Maslova comprenait la vie de cette façon, c’est pourquoi elle pouvait se croire non la dernière mais une créature très importante. Et Maslova s’était d’autant plus attachée à cette conception, qu’en la perdant, elle eût perdu, en même temps, l’importance qu’elle s’attribuait. Et c’était pour ne pas la perdre qu’elle s’accrochait instinctivement au cercle des personnes qui comprenaient la vie de la même façon. Aussi, sentant que Nekhludov voulait l’attirer dans un autre monde, elle résistait, prévoyant qu’elle y perdrait cette conception de la vie qui lui donnait l’assurance et l’estime de soi-même. C’était aussi la raison du soin qu’elle apportait à étouffer les souvenirs de sa première jeunesse, de ses premières relations avec Nekhludov. Ces souvenirs ne concordaient pas avec sa représentation actuelle de la vie ; c’est pourquoi ils étaient complètement rayés de sa mémoire, ou plutôt conservés intacts, mais comme emmurés, ainsi que les abeilles bouchent l’entrée des nids de certains vers, qui pourraient, elles le savent, détruire tout leur travail.
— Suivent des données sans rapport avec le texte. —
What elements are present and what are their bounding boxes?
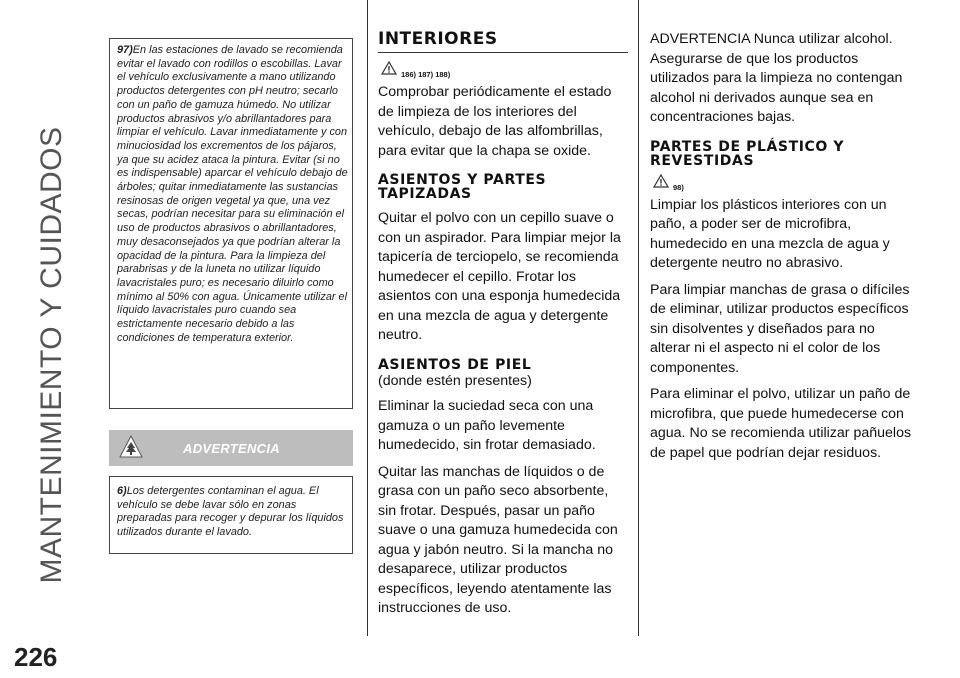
heading-piel: ASIENTOS DE PIEL xyxy=(378,356,532,373)
warning-header xyxy=(109,430,353,466)
paragraph-plastico-1: Limpiar los plásticos interiores con un paño, a poder ser de microfibra, humedecido en una mezcla de agua y detergente neutro no abrasivo. xyxy=(650,196,890,271)
paragraph-tapizadas: Quitar el polvo con un cepillo suave o con un aspirador. Para limpiar mejor la tapicería de terciopelo, se recomienda humedecer el cepillo. Frotar los asientos con una esponja humedecida en una mezcla de agua y detergente neutro. xyxy=(378,210,621,343)
note-ref: 97) xyxy=(117,44,133,56)
warning-text: Los detergentes contaminan el agua. El vehículo se debe lavar sólo en zonas preparadas para recoger y depurar los líquidos utilizados durante el lavado. xyxy=(117,485,344,539)
warning-triangle-icon xyxy=(653,174,669,188)
heading-tapizadas-line1: ASIENTOS Y PARTES xyxy=(378,172,547,188)
heading-piel-subtitle: (donde estén presentes) xyxy=(378,372,532,389)
refs-text: 98) xyxy=(673,182,684,192)
column-divider-right xyxy=(638,0,639,636)
heading-interiores: INTERIORES xyxy=(378,29,498,49)
paragraph-interiores: Comprobar periódicamente el estado de limpieza de los interiores del vehículo, debajo de las alfombrillas, para evitar que la chapa se oxide. xyxy=(378,84,612,159)
section-side-title-text: MANTENIMIENTO Y CUIDADOS xyxy=(35,126,68,584)
warning-box-6 xyxy=(109,476,353,554)
note-text: En las estaciones de lavado se recomienda evitar el lavado con rodillos o escobillas. Lavar el vehículo exclusivamente a mano utilizando productos detergentes con pH neutro; secarlo con un paño de gamuza húmedo. No utilizar productos abrasivos y/o abrillantadores para limpiar el vehículo. Lavar inmediatamente y con minuciosidad los excrementos de los pájaros, ya que su acidez ataca la pintura. Evitar (si no es indispensable) aparcar el vehículo debajo de árboles; quitar inmediatamente las sustancias resinosas de origen vegetal ya que, una vez secas, podrían necesitar para su eliminación el uso de productos abrasivos o abrillantadores, muy desaconsejados ya que podrían alterar la opacidad de la pintura. Para la limpieza del parabrisas y de la luneta no utilizar líquido lavacristales puro; es necesario diluirlo como mínimo al 50% con agua. Únicamente utilizar el líquido lavacristales puro cuando sea estrictamente necesario debido a las condiciones de temperatura exterior. xyxy=(117,44,348,344)
middle-column xyxy=(378,30,628,626)
paragraph-advertencia-alcohol: ADVERTENCIA Nunca utilizar alcohol. Asegurarse de que los productos utilizados para la limpieza no contengan alcohol ni derivados aunque sea en concentraciones bajas. xyxy=(650,31,903,125)
paragraph-plastico-3: Para eliminar el polvo, utilizar un paño de microfibra, que puede humedecerse con agua. No se recomienda utilizar pañuelos de papel que podrían dejar residuos. xyxy=(650,386,912,461)
warning-title: ADVERTENCIA xyxy=(183,441,280,456)
paragraph-piel-1: Eliminar la suciedad seca con una gamuza o un paño levemente humedecido, sin frotar demasiado. xyxy=(378,398,596,453)
column-divider-left xyxy=(367,0,368,636)
warning-triangle-icon xyxy=(381,61,397,75)
heading-plastico-line1: PARTES DE PLÁSTICO Y xyxy=(650,138,845,155)
heading-rule xyxy=(378,52,628,53)
environment-tree-icon xyxy=(119,435,143,459)
refs-plastico xyxy=(653,172,912,192)
heading-tapizadas-line2: TAPIZADAS xyxy=(378,186,472,202)
note-box-97 xyxy=(109,38,353,409)
warning-ref: 6) xyxy=(117,485,127,497)
refs-interiores xyxy=(381,59,628,79)
paragraph-piel-2: Quitar las manchas de líquidos o de grasa con un paño seco absorbente, sin frotar. Después, pasar un paño suave o una gamuza humedecida con agua y jabón neutro. Si la mancha no desaparece, utilizar productos específicos, leyendo atentamente las instrucciones de uso. xyxy=(378,463,618,616)
right-column xyxy=(650,30,912,470)
paragraph-plastico-2: Para limpiar manchas de grasa o difíciles de eliminar, utilizar productos específicos sin disolventes y diseñados para no alterar ni el aspecto ni el color de los componentes. xyxy=(650,281,910,376)
heading-plastico-line2: REVESTIDAS xyxy=(650,152,755,169)
page-number: 226 xyxy=(14,642,58,672)
refs-text: 186) 187) 188) xyxy=(401,70,451,79)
C’est pour cela qu’en revoyant Nekhludov, elle n’avait pas voulu retrouver en lui l’adolescent que jadis elle avait aimé d’un amour pur, mais n’avait voulu voir en lui qu’un monsieur riche dont elle avait le droit et le devoir de tirer profit, en entretenant avec lui des relations du même genre qu’avec les autres hommes.

« Non, je n’ai pas pu lui dire le principal », — songeait Nekhludov en quittant le parloir avec la foule des visiteurs. « Je ne lui ai pas dit que je l’épouserai. Je ne l’ai pas dit, mais je le ferai », — pensa-t-il.

Les gardiens comptaient de nouveau les passants, pour qu’aucun prisonnier ne sortit, ni qu’aucun visiteur ne restât dans la prison. De nouveau on le toucha à l’épaule, mais il ne pensa ni à s’en offenser, ni même à s’en apercevoir.